Trying a new direction ends in mass firings

People who did question the company’s approaches or ethics, the tech employee says, got fired, or quit.  If they went along, they got promoted.

Eventually, the tech employee told Caffee that the situation was untenable: “I gave him an ultimatum” to change things, “or I quit.”  Caffee responded that he would try to make changes, but when that didn’t happen the tech employee finally did quit.

In August 2011, Neutron had hired a new vice president of marketing who had worked in legitimate staffing companies.  The new VP was able to hire about a dozen people, and was told, say the former employees, to develop plans to move Neutron in a more conventional direction.

One of those hired by the new VP was developer Jason Gill.  He was told that his job would be to do leads work for job placement.  But like the tech employee, Gill was directed to constantly build new landing pages that were more of the same — fake job sites.  Sometimes a site would be tried for a day, and if it failed to attract people, dropped right away, and another one built.
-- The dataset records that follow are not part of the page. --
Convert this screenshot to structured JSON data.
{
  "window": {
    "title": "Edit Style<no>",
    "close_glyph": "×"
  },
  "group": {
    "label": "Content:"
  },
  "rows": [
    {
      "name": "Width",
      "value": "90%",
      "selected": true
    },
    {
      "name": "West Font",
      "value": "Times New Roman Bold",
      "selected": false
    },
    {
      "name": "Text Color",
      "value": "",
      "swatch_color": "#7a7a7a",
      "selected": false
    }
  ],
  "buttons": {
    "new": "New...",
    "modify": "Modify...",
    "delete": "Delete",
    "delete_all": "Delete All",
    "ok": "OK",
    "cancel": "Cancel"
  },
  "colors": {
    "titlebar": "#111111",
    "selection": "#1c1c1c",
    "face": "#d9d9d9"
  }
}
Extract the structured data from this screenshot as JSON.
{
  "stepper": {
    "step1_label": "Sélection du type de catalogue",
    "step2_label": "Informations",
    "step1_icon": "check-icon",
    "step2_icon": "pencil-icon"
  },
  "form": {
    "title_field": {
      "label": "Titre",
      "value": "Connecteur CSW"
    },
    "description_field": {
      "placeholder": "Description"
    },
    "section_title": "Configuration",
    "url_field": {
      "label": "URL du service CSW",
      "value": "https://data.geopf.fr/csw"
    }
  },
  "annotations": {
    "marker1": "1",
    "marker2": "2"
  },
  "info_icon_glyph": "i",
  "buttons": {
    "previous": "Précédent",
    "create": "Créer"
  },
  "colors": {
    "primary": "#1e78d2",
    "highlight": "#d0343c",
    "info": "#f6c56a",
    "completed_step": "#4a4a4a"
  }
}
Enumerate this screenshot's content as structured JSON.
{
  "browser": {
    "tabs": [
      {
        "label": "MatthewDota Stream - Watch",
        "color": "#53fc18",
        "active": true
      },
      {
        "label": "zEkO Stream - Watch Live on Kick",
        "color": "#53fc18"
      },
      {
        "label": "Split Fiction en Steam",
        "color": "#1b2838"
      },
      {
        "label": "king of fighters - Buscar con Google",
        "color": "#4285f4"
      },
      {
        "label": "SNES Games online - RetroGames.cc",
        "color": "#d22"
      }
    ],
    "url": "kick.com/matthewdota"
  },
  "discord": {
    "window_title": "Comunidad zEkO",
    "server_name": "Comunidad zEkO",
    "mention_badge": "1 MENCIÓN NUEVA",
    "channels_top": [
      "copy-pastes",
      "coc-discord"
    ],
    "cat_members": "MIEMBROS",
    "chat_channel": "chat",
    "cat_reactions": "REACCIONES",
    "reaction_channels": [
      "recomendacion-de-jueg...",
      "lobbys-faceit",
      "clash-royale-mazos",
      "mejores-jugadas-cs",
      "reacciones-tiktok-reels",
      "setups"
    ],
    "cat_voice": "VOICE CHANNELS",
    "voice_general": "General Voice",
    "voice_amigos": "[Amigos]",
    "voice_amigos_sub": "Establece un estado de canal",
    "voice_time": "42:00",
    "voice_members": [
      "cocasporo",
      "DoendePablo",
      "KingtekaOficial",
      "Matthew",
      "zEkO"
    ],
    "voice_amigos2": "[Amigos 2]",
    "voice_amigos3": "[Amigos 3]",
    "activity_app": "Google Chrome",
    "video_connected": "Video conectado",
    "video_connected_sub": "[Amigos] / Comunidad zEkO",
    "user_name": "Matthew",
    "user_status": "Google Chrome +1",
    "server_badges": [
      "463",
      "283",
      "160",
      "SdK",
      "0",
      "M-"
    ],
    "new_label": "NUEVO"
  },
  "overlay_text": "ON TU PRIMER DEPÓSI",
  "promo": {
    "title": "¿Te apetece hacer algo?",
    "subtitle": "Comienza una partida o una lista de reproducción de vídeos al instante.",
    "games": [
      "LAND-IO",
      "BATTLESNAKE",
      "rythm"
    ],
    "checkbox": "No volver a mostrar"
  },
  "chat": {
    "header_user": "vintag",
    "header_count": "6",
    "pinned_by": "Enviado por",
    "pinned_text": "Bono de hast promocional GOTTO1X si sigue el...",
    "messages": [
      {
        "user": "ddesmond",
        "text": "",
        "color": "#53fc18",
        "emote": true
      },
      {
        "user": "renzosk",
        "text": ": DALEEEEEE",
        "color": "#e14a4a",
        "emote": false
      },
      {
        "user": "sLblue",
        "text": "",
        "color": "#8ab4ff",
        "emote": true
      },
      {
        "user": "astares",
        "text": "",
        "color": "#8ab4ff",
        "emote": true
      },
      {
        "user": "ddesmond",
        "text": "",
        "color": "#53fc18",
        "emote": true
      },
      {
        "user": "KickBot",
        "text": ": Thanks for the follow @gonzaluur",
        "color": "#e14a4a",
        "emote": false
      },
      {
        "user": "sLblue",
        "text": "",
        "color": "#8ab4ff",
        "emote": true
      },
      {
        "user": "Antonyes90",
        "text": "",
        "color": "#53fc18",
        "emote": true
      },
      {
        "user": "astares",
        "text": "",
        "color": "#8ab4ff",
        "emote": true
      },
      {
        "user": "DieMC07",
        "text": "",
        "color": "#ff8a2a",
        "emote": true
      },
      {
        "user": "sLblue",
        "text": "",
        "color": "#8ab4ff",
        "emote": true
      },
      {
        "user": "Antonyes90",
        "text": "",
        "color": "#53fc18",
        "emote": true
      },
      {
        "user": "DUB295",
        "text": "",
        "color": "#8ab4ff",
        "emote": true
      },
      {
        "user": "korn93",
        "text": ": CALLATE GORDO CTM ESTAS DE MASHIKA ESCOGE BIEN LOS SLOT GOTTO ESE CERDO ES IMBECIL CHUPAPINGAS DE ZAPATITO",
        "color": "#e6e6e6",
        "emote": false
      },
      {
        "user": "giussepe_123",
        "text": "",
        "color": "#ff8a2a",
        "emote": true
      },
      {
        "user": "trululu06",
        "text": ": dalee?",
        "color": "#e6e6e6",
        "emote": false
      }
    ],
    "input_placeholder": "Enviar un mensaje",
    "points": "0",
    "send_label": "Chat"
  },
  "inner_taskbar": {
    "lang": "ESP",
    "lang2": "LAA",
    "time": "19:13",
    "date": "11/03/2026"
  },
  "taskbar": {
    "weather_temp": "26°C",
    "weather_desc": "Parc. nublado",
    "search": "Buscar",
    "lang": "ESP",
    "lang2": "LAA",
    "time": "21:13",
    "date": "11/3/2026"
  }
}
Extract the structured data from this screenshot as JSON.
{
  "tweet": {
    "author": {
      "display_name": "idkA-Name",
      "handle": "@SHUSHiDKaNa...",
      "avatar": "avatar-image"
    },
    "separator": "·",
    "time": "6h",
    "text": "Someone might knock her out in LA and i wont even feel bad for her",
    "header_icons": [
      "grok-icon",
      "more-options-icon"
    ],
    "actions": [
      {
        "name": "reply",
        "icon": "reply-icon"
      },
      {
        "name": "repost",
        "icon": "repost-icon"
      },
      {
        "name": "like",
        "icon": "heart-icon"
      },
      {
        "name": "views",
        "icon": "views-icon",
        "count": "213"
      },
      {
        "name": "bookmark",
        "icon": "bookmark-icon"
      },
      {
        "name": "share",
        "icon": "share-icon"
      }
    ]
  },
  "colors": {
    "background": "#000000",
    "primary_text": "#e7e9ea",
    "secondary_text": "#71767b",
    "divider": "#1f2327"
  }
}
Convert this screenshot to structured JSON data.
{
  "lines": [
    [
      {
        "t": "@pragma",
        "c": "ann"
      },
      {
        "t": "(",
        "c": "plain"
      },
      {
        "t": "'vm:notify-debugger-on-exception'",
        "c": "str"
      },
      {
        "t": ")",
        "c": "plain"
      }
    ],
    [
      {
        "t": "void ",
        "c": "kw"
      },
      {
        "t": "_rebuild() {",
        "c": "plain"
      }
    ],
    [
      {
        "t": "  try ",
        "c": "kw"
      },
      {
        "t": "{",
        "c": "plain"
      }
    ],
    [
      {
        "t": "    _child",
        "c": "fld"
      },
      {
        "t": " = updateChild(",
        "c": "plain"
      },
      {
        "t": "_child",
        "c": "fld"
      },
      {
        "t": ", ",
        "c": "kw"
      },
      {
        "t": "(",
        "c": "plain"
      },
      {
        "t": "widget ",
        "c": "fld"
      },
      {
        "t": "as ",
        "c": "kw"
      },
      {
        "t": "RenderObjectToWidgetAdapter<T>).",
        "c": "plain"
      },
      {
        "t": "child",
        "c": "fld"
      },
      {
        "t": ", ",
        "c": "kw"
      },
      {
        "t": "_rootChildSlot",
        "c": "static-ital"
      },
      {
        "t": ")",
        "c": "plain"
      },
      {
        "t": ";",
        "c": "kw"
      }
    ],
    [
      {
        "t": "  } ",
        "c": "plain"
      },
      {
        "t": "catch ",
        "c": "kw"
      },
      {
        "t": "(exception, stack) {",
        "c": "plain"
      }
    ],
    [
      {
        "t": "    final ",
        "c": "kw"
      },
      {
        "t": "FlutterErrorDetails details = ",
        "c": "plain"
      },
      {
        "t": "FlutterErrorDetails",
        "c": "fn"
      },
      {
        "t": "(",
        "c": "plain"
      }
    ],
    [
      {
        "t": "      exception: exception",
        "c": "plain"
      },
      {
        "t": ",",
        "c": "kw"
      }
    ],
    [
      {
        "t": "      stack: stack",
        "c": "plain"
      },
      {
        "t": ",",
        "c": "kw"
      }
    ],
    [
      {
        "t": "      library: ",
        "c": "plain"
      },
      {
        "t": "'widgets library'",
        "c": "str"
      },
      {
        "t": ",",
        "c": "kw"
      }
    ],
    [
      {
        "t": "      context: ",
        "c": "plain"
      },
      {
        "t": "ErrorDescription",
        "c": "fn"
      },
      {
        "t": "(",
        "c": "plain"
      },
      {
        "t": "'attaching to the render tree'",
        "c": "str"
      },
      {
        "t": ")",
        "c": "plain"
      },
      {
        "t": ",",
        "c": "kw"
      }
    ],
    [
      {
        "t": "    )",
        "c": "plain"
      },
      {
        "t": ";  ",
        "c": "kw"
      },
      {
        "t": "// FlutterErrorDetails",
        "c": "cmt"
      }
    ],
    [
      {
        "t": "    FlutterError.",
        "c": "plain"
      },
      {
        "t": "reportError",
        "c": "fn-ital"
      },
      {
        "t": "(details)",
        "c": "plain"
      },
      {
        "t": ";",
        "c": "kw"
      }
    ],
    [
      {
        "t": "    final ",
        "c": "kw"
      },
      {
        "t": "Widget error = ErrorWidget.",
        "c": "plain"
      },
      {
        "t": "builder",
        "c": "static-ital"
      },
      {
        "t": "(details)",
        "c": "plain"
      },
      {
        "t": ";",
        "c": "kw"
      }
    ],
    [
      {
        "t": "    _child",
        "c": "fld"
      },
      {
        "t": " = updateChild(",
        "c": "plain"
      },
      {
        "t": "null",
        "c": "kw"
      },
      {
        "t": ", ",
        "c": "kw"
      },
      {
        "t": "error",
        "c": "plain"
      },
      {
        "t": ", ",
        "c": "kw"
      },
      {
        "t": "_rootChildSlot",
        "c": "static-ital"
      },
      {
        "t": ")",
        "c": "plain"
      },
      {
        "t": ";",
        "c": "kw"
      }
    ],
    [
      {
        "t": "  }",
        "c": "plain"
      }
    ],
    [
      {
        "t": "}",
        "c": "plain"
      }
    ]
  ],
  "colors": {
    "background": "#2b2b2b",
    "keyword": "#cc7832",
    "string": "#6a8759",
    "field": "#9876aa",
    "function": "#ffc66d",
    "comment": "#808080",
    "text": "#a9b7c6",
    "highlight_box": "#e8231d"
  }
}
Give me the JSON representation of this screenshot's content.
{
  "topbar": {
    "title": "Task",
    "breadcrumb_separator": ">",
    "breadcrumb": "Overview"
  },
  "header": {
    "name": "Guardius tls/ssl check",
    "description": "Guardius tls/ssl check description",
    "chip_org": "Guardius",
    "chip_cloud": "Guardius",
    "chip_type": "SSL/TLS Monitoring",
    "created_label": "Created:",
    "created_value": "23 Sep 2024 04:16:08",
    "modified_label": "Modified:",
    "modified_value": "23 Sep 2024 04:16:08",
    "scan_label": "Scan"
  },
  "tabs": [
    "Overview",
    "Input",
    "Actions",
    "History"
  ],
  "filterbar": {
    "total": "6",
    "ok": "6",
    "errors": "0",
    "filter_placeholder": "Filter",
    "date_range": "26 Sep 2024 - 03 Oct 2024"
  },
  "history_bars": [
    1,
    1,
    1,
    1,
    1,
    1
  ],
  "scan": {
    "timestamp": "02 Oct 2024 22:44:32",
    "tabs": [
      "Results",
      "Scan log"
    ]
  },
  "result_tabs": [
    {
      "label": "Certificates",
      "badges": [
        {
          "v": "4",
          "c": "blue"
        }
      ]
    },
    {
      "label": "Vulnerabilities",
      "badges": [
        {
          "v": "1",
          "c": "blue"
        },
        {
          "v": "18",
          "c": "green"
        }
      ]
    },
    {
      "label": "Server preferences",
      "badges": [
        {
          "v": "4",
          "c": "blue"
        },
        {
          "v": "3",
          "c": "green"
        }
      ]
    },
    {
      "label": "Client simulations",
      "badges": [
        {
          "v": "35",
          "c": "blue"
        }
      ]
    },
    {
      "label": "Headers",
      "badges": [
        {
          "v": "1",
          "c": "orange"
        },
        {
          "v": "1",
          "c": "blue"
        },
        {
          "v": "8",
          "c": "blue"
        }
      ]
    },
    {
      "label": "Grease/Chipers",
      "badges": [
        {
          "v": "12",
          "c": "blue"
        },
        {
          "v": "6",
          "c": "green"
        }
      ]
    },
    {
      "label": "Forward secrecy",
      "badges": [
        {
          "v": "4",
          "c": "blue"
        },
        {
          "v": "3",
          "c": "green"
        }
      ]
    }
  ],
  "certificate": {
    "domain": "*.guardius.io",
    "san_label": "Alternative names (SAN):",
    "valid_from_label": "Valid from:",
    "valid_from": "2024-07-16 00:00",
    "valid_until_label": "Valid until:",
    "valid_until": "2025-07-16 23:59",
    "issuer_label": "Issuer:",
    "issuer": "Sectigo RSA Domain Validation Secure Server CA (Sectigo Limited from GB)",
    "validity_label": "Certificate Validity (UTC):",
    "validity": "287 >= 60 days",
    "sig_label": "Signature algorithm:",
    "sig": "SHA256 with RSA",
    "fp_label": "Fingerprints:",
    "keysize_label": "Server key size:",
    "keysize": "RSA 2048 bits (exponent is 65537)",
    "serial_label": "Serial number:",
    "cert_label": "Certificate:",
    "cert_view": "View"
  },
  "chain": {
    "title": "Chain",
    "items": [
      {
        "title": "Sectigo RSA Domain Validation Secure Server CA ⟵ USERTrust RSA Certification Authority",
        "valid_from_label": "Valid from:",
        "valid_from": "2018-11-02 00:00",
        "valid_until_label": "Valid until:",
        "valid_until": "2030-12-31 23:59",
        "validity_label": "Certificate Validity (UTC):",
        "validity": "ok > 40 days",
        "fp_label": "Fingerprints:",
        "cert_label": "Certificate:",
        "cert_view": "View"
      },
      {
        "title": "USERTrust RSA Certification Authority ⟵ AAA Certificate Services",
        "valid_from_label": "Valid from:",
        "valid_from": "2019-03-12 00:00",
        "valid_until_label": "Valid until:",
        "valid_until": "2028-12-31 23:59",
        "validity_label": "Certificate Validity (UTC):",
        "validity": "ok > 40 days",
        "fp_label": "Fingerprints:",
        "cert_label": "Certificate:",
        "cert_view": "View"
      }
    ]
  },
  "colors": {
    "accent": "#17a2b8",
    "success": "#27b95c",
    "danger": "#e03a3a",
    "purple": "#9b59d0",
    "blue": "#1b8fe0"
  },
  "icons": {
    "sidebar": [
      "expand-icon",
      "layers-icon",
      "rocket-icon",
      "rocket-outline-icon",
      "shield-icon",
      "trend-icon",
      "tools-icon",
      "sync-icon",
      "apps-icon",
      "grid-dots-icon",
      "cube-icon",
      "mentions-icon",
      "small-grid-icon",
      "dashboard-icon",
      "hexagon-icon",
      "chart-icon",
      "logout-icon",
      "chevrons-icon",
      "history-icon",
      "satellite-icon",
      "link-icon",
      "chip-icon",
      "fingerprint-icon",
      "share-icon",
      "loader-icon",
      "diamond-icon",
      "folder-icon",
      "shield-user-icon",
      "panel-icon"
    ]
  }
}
Gill directed me to 20 more Neutron sites, with names like myjusticecareer.com,  healthcareerchoices.comdrivercareers.com, and unitedcareerservices.com. “These are all,” Gill says, “part of the same bait-and-switch network with exactly the same strategy — farm info to sell to for-profit schools.”  Some of these sites today still actively harvest the phone numbers of visitors, while others are abandoned shells.  Neutron also maintains its own actual college portal site, collegeoverview.com, for people actually looking for college programs; of course, it steers visitors to for-profit colleges instead of more affordable and reputable options.

In this period, Neutron, flush with cash, acquired a company called Talent Base, which it apparently wanted to leverage as part of an effort to build a real job matching site. But the operation had no client employers to list jobs. And Neutron management, when challenged by the new marketing VP, refused to pay to post actual jobs on Neutron’s own supposed job sites.

Eight months after Neutron hired the VP, according to Jason Gill and two other Neutron employees who spoke with me, Caffee directed the VP to fire almost all of his hires — 12 of Neutron’s approximately 45 employees — on a single day.  Caffee said that the business model that the VP had sought to deploy wasn’t working.  The VP sat in a room and fired employee after employee, handing each a red envelope with information about severance benefits. Then, after the firings were complete, at the end of the day, Caffee and Ritchie fired the VP.

“I was shocked” by the Neutron leaders’ action to fire an executive right after making him fire almost his entire team, said one of the former Neutron employees. “I had never seen or heard of that” in the corporate world before.

Jason Gill was one of the few people hired by the VP who did not get purged that day. But he did resolve to resign, and he did so soon, after just six months with the company and, he says, “all their shady practices.”

Today, Neutron has downsized — fewer employees, a smaller office space.  Caffee reportedly is focused on running another business, called JobDash — “The Student Placement Solution.” But many of the Neutron Interactive sites are still live, and still programmed to ask unemployed people to type in their contact information.